Riteniamo, come Ordine degli Architetti, che sia necessario e urgente, favorire sempre l’individuazione delle migliori e più innovative soluzioni di carattere urbanistico e architettonico attraverso una corretta procedura concorsuale e partecipativa. E’ d’obbligo ricordare all’Amministrazione Comunale di Pisa, così come a tutti gli altri Enti pubblici che “L’elaborazione dello studio unitario di riordino, così come la progettazione dei sub ambiti, siano affidati ai sensi dell’art. 23 del D. Lgs. 18 aprile 2016 n. 50 tramite lo strumento del concorso in quanto ambito di particolare rilevanza sotto il profilo architettonico, ambientale, paesaggistico nonché tecnologico”. E come Architetti, ma soprattutto come membri di una collettività, pensiamo che ogni trasformazione urbanistica e architettonica sia occasione di riqualificazione, di miglioramento della qualità urbana e dei servizi. L’interesse per la nostra città chiede un impegno all’Amministrazione: l’avvio di adeguata pianificazione e la promozione di procedure concorsuali, che valorizzino la partecipazione dei cittadini e il confronto tra progettisti, al fine di garantire qualità nei processi di rigenerazione della città. L’Architettura non è solo “poesia”, ma relazione con un luogo e apertura al paesaggio, ai materiali, ai sistemi costruttivi, agli usi, alle persone che occuperanno l’opera costruita. Nel nostro paese è latitante il lavoro architettonico di qualità.

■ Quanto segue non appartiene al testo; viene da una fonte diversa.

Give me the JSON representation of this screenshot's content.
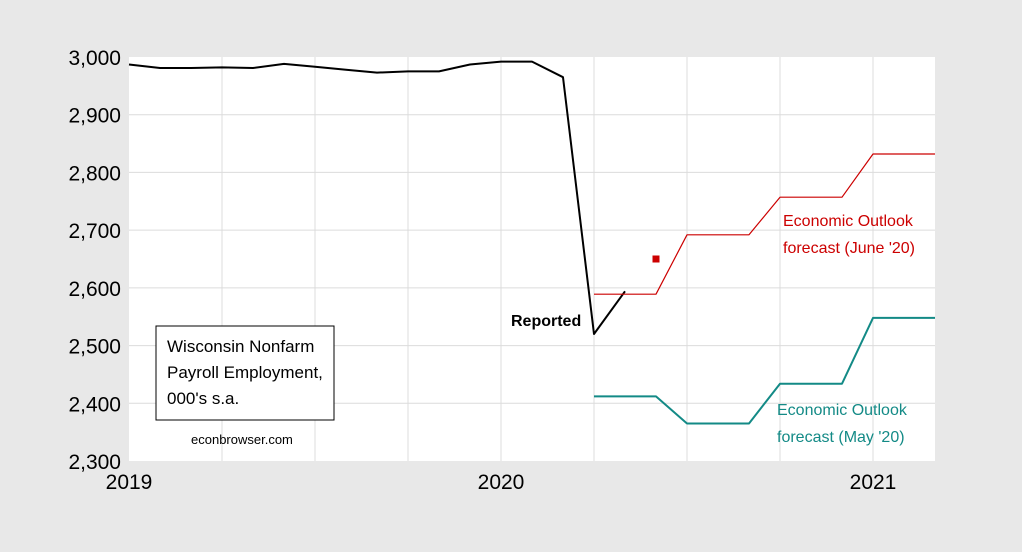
{
  "chart_data": {
    "type": "line",
    "ylim": [
      2300,
      3000
    ],
    "xlim": [
      "2019-01",
      "2021-03"
    ],
    "y_ticks": [
      "3,000",
      "2,900",
      "2,800",
      "2,700",
      "2,600",
      "2,500",
      "2,400",
      "2,300"
    ],
    "x_ticks": [
      "2019",
      "2020",
      "2021"
    ],
    "grid": true,
    "series": [
      {
        "name": "",
        "color": "#000000",
        "x": [
          "2019-01",
          "2019-02",
          "2019-03",
          "2019-04",
          "2019-05",
          "2019-06",
          "2019-07",
          "2019-08",
          "2019-09",
          "2019-10",
          "2019-11",
          "2019-12",
          "2020-01",
          "2020-02",
          "2020-03",
          "2020-04",
          "2020-05"
        ],
        "values": [
          2987,
          2981,
          2981,
          2982,
          2981,
          2988,
          2983,
          2978,
          2973,
          2975,
          2975,
          2987,
          2992,
          2992,
          2965,
          2520,
          2594
        ]
      },
      {
        "name": "",
        "color": "#cc0000",
        "step": true,
        "x": [
          "2020-04",
          "2020-05",
          "2020-06",
          "2020-07",
          "2020-08",
          "2020-09",
          "2020-10",
          "2020-11",
          "2020-12",
          "2021-01",
          "2021-02",
          "2021-03"
        ],
        "values": [
          2589,
          2589,
          2589,
          2692,
          2692,
          2692,
          2757,
          2757,
          2757,
          2832,
          2832,
          2832
        ]
      },
      {
        "name": "",
        "color": "#138a86",
        "step": true,
        "x": [
          "2020-04",
          "2020-05",
          "2020-06",
          "2020-07",
          "2020-08",
          "2020-09",
          "2020-10",
          "2020-11",
          "2020-12",
          "2021-01",
          "2021-02",
          "2021-03"
        ],
        "values": [
          2412,
          2412,
          2412,
          2365,
          2365,
          2365,
          2434,
          2434,
          2434,
          2548,
          2548,
          2548
        ]
      },
      {
        "name": "",
        "color": "#cc0000",
        "marker": "square",
        "x": [
          "2020-06"
        ],
        "values": [
          2650
        ]
      }
    ],
    "annotations": {
      "reported": "Reported",
      "june_line1": "Economic Outlook",
      "june_line2": "forecast (June '20)",
      "may_line1": "Economic Outlook",
      "may_line2": "forecast (May '20)"
    },
    "note": {
      "line1": "Wisconsin Nonfarm",
      "line2": "Payroll Employment,",
      "line3": "000's s.a."
    },
    "credit": "econbrowser.com"
  }
}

I nostri ritmi vitali ci stanno abituando ad un’architettura lontana dalle persone, che segue solo ipotesi speculative con conseguenze terribili sul territorio, sulla società, sulla salute e sull’economia stessa dei luoghi, con inimmaginabili costi sociali e qualitativi della vita. Occorre restituire dignità al tempo, al nostro spazio, all’Architettura; occorre recuperare la capacità di rispondere ai bisogni del vivere umano, attraverso soluzioni funzionali e concrete che sappiano guardare in prospettiva”.